I want to understand in which cases one should go for creating isomorphic apps. Is it suitable for every kind of web applications or certain applications only? What are its main advantages?
Isomorphic apps are the kind of apps that render on both client and server.
The major drawback in Single Page Apps is that they are not very SEO friendly. Google now executes JavaScript while crawling, but you still face problems with other bots. One of the solutions is using a tool like prerender.io to pre render your pages and serve them to bots. Some of the developers also follow DIY techniques and pre-render pages using tools like PhantomJS. But none of these are very nice solutions for a large website.
Isomorphic apps solve these problems. When you request a page, you always get a server rendered version. All the subsequent interactions follow Single Page behaviour i.e. just loading partials. This way when bots request your webpage they always get server rendered HTML instead of binding expressions like {{}}. So, you get best of both the worlds with this approach. Also, many popular websites like AirBnB have already gone isomorphic and it has worked really well.
Jason Grant
Bruce Lee of UX
When there are value adding (user and business) cases for people being able to use the app offline. Web is catching up with being able to give you these capabilities, but either way complexity of implementation (as well as UX) goes up with creating these.

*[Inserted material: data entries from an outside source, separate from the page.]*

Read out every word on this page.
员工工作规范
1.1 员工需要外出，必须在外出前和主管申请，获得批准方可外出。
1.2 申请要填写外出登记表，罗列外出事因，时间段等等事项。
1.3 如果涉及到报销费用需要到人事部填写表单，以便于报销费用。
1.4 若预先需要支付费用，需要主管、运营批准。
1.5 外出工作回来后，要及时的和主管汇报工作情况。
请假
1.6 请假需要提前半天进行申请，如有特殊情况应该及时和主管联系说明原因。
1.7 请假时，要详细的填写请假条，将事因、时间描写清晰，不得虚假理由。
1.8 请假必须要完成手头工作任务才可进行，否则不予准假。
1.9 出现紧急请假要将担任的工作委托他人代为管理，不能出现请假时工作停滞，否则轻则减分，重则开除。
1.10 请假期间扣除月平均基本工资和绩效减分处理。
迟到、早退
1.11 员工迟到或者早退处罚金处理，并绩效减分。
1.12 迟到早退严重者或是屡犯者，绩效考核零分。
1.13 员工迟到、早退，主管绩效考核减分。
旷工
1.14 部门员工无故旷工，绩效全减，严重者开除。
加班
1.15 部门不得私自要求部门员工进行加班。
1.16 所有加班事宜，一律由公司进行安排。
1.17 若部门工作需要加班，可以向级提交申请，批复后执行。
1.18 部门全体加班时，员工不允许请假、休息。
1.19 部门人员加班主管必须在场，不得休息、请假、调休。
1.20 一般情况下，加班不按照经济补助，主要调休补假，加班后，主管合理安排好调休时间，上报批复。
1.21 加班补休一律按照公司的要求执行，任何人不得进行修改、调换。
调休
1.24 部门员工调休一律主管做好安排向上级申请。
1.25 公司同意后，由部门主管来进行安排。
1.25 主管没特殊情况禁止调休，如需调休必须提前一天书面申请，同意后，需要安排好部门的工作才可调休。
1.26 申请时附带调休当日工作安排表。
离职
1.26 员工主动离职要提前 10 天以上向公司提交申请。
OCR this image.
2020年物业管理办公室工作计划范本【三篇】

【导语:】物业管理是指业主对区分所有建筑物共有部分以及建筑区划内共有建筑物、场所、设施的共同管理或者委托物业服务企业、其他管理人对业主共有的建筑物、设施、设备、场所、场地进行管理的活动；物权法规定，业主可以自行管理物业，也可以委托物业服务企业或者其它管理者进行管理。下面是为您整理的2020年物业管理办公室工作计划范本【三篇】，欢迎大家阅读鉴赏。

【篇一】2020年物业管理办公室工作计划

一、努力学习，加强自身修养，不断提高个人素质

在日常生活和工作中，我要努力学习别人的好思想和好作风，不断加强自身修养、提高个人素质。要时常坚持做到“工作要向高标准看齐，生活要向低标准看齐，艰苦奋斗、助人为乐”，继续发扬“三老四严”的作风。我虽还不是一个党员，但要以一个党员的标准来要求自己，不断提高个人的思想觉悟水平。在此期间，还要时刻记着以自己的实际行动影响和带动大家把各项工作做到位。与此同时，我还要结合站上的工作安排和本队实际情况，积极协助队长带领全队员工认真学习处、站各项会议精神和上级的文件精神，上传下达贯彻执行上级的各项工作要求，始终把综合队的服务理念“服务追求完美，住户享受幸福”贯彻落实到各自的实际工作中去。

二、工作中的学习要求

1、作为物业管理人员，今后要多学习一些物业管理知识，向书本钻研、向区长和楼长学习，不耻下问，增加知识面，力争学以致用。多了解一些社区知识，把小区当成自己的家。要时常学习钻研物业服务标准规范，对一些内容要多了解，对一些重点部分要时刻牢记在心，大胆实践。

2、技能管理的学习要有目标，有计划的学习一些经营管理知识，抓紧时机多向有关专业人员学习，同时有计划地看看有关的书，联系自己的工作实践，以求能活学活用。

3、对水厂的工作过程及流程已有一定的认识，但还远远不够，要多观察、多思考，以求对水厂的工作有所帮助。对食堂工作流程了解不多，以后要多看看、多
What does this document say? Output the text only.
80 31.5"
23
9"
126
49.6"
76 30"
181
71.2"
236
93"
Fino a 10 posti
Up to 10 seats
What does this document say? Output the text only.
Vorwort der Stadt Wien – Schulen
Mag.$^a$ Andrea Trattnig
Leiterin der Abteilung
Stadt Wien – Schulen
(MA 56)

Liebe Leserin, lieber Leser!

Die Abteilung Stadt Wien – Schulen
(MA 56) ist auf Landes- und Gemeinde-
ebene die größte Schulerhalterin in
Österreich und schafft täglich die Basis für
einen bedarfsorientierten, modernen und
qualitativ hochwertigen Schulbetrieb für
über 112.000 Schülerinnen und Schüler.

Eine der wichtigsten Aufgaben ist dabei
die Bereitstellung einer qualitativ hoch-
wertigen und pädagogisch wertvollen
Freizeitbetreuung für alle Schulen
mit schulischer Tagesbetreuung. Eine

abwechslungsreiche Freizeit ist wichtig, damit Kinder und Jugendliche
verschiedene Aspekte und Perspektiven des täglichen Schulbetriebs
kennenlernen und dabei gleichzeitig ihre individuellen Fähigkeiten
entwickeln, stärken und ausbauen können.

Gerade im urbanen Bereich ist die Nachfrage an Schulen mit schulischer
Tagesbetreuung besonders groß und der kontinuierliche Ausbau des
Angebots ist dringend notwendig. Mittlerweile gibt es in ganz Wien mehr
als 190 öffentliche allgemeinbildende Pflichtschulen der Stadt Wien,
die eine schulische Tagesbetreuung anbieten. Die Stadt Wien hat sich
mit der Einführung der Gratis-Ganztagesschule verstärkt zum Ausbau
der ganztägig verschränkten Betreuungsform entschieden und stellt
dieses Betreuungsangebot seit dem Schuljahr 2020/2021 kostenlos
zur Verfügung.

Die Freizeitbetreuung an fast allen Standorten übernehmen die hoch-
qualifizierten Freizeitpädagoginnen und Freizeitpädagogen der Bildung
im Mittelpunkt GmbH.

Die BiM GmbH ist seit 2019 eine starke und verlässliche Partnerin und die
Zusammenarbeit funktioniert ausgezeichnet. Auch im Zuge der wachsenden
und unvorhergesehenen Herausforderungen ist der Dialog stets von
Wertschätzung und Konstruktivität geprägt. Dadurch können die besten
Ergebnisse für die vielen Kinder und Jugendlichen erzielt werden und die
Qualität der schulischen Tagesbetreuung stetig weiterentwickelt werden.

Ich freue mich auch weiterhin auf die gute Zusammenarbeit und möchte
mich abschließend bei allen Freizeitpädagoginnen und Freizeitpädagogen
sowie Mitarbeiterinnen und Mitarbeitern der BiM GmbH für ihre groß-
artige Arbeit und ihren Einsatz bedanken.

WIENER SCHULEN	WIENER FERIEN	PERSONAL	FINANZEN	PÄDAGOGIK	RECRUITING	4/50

Be really critical as to whether you really would need such capabilities. To give you an example, there is no reason why Instagram (a multi billion dollar business) shouldn't be able to 'post' a photo while I'm offline to some sort of a local storage and sync that up to the web once the app comes back online. But it doesn't do that. They basically haven't felt it's a strong enough use case for them. I think it is, but there you are.